Northern Ireland is part of Great Britain, so the same visa rules apply. If you’re an Aussie, you can holiday in the country for up to 6 months without a visa. Unless you want to work, of course, then you’ll need to apply for a work visa before you travel. You can apply for these visas online and if you’re approved, you can work anywhere in Britain for up to 2 years. Be aware that this information is only a guideline. For up-to-the-minute visa details, get in touch with the UK High Commission in Canberra.


In Northern Ireland you’ll use the British Pound.

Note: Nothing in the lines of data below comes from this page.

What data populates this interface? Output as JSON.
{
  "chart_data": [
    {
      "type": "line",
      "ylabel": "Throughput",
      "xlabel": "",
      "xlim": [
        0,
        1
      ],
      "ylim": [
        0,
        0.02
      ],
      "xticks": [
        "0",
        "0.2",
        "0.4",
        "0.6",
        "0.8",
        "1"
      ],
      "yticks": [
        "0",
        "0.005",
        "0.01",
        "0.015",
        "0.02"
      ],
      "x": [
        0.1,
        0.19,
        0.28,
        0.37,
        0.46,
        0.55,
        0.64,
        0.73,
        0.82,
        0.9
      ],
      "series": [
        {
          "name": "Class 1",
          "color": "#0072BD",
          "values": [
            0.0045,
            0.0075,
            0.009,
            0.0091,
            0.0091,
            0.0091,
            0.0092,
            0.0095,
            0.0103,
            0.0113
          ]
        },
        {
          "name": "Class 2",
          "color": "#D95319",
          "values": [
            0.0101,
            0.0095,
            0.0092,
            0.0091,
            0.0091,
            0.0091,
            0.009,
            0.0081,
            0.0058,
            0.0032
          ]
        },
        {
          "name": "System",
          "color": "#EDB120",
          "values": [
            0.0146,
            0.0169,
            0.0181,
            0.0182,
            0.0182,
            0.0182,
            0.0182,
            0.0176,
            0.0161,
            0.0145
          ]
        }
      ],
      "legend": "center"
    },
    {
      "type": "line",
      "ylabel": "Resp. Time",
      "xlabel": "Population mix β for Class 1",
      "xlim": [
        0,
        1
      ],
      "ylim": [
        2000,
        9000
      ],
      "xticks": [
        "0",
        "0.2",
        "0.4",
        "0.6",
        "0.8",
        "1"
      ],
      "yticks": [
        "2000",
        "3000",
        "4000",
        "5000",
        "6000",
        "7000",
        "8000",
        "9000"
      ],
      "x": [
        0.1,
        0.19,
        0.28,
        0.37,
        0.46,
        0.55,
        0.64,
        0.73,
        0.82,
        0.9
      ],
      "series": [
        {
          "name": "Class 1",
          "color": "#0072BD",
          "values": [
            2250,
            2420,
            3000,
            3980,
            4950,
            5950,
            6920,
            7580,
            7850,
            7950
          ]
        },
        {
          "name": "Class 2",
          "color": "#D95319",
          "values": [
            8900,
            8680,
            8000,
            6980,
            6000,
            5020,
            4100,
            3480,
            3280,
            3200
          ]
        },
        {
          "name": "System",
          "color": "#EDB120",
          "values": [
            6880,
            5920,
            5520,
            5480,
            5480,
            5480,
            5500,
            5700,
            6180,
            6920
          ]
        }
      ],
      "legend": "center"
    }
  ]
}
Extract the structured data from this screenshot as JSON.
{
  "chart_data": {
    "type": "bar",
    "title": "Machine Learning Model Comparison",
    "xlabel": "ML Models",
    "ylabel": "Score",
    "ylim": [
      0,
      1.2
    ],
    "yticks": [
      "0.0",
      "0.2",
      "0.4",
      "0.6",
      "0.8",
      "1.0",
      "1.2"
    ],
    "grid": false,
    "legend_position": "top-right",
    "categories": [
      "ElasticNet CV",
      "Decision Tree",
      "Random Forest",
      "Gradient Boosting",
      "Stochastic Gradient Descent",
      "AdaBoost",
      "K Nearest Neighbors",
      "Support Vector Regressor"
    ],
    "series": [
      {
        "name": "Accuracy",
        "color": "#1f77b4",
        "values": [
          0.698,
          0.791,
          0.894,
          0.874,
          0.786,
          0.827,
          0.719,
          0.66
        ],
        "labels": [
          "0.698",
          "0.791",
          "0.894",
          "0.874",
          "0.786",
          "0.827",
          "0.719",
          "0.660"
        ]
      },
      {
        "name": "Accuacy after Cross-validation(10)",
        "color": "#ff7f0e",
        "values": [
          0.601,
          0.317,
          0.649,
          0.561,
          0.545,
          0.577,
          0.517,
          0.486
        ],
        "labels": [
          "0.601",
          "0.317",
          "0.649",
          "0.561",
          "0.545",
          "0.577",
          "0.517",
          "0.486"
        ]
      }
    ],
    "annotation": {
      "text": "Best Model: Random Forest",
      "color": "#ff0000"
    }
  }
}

You might notice a variety of notes issued by different banks, but most can be used in the rest of the UK too. The exchange rate between the Australian Dollar and the British Pound fluctuates constantly, so it’s a good idea to monitor the rate and swap your cash when the rate is at its best. For safe spending while overseas, consider taking a credit card or travel money card with you. A Cash Passport card allows you to transfer your money onto the card in the form of British Pounds and other popular currencies like Euros, so it’s a good option if you plan to travel between Ireland and Northern Ireland.


Northern Irish cuisine is influenced by both the UK and Ireland. Probably the best known traditional dish is the Ulster Fry – a full-on breakfast that’ll keep you going for most of the day. Your plate will be overflowing with bacon, eggs, sausages, tomatoes, mushrooms and potato faris (kind of like a hash brown). It’s served with toasted soda bread and a cuppa. If you’re not into greasy spoon breakfasts though, another local favourite is good ol’ porridge. Northern Ireland's probably the only place in the world where it’s served with a dash of Bushmills whiskey. Other all-day favourites include Ardglass potted herrings, boxty (potato cakes), pasties, vegetable roll (ironically made with peppery beef) and dulse – a salty seaweed snack. If you’ve got a sweet tooth, try yellowman – it’s a crunchy golden confectionary like honeycomb. You can find it at markets mainly. Of course, you’ll find all kinds of international cuisines in Northern Ireland, particularly in the cosmopolitan city of Belfast.


These northern folk love their music, so you’re guaranteed to find some sweet groovin’ tunes no matter where you head. There are all genres of music here, so whether you’re into rock, dance, alternative, bluegrass or maybe even traditional Irish music, you’re guaranteed good craic, particularly in Belfast. Catch killer bands at pubs or at live music venues, classical music at Ulster Hall or kickin’ DJs at Shine. Lush in Portrush plays wicked DJ sets too. If you just fancy a cocktail or two, you can find a heap of trendy bars in Belfast such as Irene’s, Nan’s, The Apartment, the Pothouse, the Cloth Ear and many more. Of course, it’s mandatory to down at least one Guinness at traditional pub too, so head to the John Hewitt or a pub in a picturesque part of the countryside for ‘diddly diddly’ music and whiskey. Northern Ireland also has a pretty awesome reputation for its theatre, poetry and prose. After all, it has produced some seriously big names – C.S. Lewis, Seamus Heaney, Samuel Beckett and Liam Neeson. So, why not see a show while you’re here too?